Liability: Not covered

D. Sanctuaries

This category is not mentioned at all in any of the relevant statutes. However, since sactuaries do not display animals for commercial use, the prohibition on the commercial display of wild animals under MA ST 272 § 77B would not apply.

E. Scientific or Educational Research

Must be licensed under the Federal Animal Welfare Act.  There do not appear to be any limitations beyond those required for federal licensing. These uses probably would qualify under the exemption for “scientific, conservation, management or educational purposes” in the endangered species ban.  The general ban in the anti-cruelty law against displaying wildlife for commercial purposes expressly exempts zoos, theatrical exhibits and circuses, among other uses. 

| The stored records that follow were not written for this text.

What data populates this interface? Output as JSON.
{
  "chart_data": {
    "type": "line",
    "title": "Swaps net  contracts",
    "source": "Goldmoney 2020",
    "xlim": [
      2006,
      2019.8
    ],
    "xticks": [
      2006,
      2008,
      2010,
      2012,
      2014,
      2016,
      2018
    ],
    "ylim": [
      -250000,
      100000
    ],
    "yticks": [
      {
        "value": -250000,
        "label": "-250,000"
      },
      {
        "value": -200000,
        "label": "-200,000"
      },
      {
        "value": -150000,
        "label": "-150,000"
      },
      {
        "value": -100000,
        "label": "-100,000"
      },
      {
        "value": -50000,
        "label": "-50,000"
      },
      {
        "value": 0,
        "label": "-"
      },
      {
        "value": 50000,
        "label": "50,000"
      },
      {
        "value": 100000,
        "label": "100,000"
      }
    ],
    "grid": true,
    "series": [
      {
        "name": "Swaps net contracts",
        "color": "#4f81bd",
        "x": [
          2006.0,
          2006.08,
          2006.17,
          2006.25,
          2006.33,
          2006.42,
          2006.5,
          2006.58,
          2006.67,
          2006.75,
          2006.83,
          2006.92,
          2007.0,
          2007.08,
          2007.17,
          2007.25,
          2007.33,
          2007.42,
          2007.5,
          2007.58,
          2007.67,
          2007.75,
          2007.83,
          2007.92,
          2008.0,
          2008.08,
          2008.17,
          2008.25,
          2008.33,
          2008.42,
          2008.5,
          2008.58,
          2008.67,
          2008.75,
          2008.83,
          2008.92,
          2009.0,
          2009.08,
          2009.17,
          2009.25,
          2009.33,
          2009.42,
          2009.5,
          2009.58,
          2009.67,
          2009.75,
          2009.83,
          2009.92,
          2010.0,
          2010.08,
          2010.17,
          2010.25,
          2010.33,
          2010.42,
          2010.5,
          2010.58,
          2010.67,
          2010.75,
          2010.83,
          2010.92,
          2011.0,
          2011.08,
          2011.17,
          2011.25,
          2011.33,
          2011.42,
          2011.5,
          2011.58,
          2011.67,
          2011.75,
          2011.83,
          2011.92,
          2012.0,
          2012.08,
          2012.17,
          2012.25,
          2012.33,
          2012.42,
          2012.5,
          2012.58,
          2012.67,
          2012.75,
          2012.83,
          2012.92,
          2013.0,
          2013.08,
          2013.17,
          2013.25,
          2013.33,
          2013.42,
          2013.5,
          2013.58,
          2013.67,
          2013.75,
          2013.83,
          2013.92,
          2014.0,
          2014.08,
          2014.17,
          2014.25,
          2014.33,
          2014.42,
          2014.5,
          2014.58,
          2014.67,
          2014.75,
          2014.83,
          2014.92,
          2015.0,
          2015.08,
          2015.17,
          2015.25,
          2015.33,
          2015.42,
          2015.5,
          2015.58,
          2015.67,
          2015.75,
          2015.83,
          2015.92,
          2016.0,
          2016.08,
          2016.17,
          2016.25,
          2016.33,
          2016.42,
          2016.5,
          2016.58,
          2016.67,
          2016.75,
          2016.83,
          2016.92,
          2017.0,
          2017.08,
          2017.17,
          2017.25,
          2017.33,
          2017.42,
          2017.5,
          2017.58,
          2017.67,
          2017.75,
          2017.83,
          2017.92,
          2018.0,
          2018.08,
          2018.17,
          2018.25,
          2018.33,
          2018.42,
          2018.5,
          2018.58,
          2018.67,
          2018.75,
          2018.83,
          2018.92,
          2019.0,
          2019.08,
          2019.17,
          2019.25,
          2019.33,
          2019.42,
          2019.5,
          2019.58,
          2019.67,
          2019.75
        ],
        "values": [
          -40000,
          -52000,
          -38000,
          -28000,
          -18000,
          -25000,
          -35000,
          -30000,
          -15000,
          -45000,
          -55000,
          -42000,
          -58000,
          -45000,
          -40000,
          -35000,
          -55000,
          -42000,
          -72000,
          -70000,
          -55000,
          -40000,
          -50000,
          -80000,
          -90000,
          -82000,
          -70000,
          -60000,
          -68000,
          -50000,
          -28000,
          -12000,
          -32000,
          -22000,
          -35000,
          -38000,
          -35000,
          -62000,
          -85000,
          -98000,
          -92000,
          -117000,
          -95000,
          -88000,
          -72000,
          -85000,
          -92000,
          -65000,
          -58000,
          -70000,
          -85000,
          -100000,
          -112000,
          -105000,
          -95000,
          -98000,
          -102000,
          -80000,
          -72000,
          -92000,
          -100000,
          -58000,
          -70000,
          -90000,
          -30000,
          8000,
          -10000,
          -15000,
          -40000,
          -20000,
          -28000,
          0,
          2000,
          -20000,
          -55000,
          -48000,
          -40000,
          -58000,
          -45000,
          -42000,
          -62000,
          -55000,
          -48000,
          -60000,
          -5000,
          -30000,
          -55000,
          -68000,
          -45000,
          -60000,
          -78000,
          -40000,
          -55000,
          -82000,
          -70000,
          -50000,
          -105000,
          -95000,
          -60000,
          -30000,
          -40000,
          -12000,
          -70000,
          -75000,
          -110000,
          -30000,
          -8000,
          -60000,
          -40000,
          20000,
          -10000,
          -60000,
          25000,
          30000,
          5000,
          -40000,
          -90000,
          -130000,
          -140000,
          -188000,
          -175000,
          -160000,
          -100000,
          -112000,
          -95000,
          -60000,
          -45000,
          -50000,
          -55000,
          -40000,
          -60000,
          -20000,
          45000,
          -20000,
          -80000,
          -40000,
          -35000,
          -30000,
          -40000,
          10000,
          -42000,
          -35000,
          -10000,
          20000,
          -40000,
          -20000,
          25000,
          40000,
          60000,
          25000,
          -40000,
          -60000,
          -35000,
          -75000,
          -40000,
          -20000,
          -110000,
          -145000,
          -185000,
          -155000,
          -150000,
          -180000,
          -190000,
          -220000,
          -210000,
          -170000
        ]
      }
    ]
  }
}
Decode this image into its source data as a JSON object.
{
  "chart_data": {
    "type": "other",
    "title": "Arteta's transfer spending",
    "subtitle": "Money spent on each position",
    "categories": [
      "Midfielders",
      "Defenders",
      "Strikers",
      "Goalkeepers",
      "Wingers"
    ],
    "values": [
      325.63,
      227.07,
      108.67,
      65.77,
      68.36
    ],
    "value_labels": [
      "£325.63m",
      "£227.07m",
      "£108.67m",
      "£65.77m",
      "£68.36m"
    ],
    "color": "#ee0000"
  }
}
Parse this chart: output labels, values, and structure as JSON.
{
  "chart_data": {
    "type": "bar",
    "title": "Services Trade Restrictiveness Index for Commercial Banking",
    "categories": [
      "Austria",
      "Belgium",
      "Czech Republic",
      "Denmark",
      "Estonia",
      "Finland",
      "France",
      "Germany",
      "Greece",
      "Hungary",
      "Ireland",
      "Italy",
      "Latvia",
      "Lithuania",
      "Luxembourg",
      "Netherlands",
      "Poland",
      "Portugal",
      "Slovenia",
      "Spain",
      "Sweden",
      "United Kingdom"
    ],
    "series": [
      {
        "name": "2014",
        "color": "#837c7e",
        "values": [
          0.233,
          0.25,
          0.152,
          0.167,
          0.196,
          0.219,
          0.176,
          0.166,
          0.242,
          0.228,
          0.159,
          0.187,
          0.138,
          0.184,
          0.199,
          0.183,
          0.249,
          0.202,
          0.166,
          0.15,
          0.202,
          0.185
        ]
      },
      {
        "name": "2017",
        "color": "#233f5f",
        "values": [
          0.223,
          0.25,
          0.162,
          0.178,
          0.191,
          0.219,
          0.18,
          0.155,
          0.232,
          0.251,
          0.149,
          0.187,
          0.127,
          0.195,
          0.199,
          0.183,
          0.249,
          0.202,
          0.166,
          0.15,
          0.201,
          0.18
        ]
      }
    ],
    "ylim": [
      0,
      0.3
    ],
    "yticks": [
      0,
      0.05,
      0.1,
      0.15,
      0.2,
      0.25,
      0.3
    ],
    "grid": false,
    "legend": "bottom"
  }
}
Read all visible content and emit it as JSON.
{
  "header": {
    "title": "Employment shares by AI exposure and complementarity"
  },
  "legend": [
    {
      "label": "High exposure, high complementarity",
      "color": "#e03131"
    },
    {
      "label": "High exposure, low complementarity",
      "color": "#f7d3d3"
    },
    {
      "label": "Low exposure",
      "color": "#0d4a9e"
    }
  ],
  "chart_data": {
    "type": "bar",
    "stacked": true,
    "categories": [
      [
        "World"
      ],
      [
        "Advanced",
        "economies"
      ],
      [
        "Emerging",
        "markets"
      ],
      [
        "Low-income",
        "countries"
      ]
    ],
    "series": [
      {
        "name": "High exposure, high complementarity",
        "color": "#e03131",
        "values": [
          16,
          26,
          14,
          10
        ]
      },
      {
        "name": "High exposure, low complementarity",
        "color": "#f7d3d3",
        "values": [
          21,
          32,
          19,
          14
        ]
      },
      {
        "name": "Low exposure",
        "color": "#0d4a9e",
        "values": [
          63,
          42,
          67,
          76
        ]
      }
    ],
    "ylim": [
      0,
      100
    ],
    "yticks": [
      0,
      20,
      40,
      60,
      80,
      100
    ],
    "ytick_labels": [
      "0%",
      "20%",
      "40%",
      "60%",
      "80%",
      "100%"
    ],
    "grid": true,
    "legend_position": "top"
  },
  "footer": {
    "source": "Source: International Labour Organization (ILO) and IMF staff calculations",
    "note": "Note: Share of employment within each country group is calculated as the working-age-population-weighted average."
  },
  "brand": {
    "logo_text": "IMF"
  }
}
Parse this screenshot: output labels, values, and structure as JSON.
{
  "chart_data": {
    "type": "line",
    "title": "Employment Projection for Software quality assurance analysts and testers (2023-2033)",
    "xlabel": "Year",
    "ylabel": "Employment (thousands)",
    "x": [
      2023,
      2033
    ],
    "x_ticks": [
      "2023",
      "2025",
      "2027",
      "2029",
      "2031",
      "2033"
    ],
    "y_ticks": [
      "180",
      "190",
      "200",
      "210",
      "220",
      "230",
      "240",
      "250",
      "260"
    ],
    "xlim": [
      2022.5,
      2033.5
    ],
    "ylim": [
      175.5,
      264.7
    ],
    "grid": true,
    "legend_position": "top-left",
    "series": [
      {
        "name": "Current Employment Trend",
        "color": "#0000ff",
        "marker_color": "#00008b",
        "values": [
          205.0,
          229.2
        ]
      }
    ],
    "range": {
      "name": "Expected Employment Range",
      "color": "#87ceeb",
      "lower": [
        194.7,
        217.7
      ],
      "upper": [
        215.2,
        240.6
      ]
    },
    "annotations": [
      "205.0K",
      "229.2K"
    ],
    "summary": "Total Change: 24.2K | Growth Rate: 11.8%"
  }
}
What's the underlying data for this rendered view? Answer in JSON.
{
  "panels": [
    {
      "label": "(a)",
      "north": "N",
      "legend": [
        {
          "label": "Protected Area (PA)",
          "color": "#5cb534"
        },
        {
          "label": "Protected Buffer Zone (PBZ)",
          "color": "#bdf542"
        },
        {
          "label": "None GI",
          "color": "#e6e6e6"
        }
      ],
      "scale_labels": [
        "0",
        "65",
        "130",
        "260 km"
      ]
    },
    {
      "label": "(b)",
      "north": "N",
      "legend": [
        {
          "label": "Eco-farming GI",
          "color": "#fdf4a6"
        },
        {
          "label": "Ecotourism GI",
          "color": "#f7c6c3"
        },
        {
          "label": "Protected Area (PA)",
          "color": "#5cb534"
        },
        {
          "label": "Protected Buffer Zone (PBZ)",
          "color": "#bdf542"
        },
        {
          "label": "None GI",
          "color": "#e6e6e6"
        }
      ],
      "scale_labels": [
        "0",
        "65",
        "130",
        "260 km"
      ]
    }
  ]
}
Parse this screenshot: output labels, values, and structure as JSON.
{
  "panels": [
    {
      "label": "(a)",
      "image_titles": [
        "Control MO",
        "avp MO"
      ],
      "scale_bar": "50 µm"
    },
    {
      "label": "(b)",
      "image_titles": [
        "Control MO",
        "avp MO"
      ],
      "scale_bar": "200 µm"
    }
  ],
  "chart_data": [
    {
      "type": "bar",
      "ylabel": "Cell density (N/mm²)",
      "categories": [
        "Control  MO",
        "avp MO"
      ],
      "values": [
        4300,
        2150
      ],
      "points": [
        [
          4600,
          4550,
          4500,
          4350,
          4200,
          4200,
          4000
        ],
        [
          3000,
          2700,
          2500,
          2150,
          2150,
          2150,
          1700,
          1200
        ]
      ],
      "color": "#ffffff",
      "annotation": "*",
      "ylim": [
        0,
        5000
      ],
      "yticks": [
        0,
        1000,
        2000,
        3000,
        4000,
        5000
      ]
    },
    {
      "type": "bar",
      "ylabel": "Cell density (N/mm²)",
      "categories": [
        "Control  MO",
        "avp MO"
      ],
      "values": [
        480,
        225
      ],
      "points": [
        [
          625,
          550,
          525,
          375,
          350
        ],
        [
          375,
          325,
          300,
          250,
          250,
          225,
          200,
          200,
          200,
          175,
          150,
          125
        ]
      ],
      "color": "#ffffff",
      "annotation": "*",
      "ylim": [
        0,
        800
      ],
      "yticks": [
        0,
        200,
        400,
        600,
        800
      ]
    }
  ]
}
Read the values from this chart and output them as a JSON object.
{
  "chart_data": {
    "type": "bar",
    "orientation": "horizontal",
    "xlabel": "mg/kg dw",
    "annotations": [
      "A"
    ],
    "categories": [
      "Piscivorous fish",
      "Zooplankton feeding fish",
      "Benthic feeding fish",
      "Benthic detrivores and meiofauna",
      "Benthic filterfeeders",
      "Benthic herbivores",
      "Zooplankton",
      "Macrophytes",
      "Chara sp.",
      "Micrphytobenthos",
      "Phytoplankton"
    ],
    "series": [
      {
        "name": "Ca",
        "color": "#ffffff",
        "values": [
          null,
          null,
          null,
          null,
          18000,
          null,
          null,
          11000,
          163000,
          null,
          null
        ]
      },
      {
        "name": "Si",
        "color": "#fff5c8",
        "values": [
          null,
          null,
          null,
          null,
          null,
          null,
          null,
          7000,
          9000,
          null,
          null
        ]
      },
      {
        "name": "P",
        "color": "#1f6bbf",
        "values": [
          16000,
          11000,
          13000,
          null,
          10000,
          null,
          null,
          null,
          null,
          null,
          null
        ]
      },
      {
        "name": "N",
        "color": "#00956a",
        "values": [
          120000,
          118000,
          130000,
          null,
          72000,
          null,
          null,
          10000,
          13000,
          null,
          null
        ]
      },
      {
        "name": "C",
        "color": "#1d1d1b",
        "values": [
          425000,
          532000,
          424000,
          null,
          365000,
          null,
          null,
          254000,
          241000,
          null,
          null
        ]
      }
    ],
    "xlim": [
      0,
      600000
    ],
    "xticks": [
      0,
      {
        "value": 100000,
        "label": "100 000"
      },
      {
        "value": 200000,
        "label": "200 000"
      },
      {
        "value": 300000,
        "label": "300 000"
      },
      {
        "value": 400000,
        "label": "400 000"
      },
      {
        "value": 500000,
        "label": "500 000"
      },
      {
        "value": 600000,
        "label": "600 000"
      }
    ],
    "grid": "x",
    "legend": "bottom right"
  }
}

Here is a checklist summary for Massachusetts regarding whether the following activities are allowed with respect to Great Apes:

Importation: Not covered

Transportation: Not covered

Ownership: Not covered

Possession: Not covered

Sale: Not covered

Breeding: Not covered

Living Conditions: Not covered. (See above for applicable federal regulations.)

Liability: Not covered

 

IV. Conclusion

Compared to other states, Massachusetts has perhaps slightly better than average laws with respect to the ownership and possession of Great Apes.  The Commonwealth does not have any specific standards for keeping Great Apes in captivity, however it does reference federal standards in both its endangered species law as well as its exotic animal ban.  It also does not contain the broad exception for research that many other state cruelty laws do.  There does not appear to be any state legislation affecting Great Apes that is pending at this time.